No, you wouldn’t. But a company called RXD Media apparently did, and after years of litigation is now permanently enjoined from any commercial use of the terms “ipad.” RXD Media, LLC v. Apple, Inc., https://www.ca4.uscourts.gov/Opinions/191461.P.pdf (4th Cir. 1/21/2021). Trademark law is a specialized field in which I have no expertise, but surely this is a no-brainer. What were the principals of RXD (just four people, as far as I can tell) thinking? More importantly, what were their attorneys thinking?
The procedural history of the case is complex, and I will not attempt to summarize it. Here’s the short version:
In 2007 – i.e., 6 years after Apple’s launch of the iPod – “RXD decided to create and market a ‘mobile Internet notepad’ that people could use to make ‘simple’ lists online, including grocery lists and ‘to do’ lists.
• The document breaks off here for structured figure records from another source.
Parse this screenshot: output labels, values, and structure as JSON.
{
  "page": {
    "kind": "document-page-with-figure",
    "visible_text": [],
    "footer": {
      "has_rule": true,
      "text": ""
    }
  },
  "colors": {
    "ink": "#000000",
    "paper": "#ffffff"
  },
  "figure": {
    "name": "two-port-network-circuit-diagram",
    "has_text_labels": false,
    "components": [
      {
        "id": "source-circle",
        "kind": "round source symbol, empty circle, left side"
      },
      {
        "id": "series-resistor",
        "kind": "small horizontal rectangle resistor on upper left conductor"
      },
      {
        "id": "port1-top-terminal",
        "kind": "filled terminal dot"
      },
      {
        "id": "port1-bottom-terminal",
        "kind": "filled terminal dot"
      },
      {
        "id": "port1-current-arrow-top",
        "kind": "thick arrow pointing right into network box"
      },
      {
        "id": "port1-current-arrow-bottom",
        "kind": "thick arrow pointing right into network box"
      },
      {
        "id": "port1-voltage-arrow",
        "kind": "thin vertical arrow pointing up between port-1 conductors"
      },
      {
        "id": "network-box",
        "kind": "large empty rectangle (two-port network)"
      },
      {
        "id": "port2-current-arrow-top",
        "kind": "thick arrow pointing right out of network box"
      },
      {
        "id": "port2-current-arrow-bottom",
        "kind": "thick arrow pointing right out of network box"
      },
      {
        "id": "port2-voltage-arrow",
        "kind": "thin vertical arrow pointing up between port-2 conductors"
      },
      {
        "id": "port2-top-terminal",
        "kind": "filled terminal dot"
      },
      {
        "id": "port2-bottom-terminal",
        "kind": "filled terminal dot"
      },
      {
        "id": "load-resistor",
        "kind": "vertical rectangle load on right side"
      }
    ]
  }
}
RXD named its new, internet-based notepad ‘ipad.mobi’ and launched the website in September 2007….The website did not result in any commercial success for RXD.” Apple released the first iPad tablet in 2010. In conjunction with that release, it filed applications in July 2009 and January 2010 for protected use of the “ipad” mark. RXD then filed its own application for protected use of the “ipad” mark, opposed Apple’s applications, and pursued an adversary proceeding against Apple before the Trademark Trial and Appeal Board (TTAB). As the Fourth Circuit’s opinion explains:
In 2016, while the TTAB proceedings with Apple were still ongoing, RXD launched a “rebranded” website advertising “cloud storage” services. Among other things, this “rebranded” website offered users the ability to upload photographs, videos, music, and documents. RXD chose the name “ipadtoday.com” for the new website, and released a new logo depicting an image of a cloud accompanied by “ipad™.” On the new website, the “ipad™” logo was prominently displayed along with pictures of Apple devices, all of which had the “ipad™” logo superimposed on them….
…RXD does not assert in this appeal its prior claim that its use of “ipad” is entitled to trademark protection. Instead, RXD defends against Apple’s claim of infringement. RXD argues that Apple’s use of the mark was not protected because RXD was the first, or “senior” user of the descriptive mark, using “ipad.mobi” on its website in September 2007….
…Apple submits that even assuming RXD was the senior user of the mark [which Apple disputes], Apple’s infringement claim does not rest on RXD’s limited use of the mark in 2007. Apple asserts that, instead, its claim is based on RXD’s altered use of the mark in October 2016 on its “ipadtoday.com” website when RXD blatantly mimicked Apple products in connection with RXD’s cloud storage services….Apple contends that RXD’s altered use of the mark in 2016 infringed on Apple’s rights, even if Apple were deemed not the senior user, because Apple would qualify as an “intervening junior user” of the mark. We agree with Apple’s position. (Emphasis added.)
I frankly do not understand how RXD or its lawyers thought they could win this case, when Apple had been marketing the iPad with huge success for 6 years before RXD launched its “ipadtoday.com” website.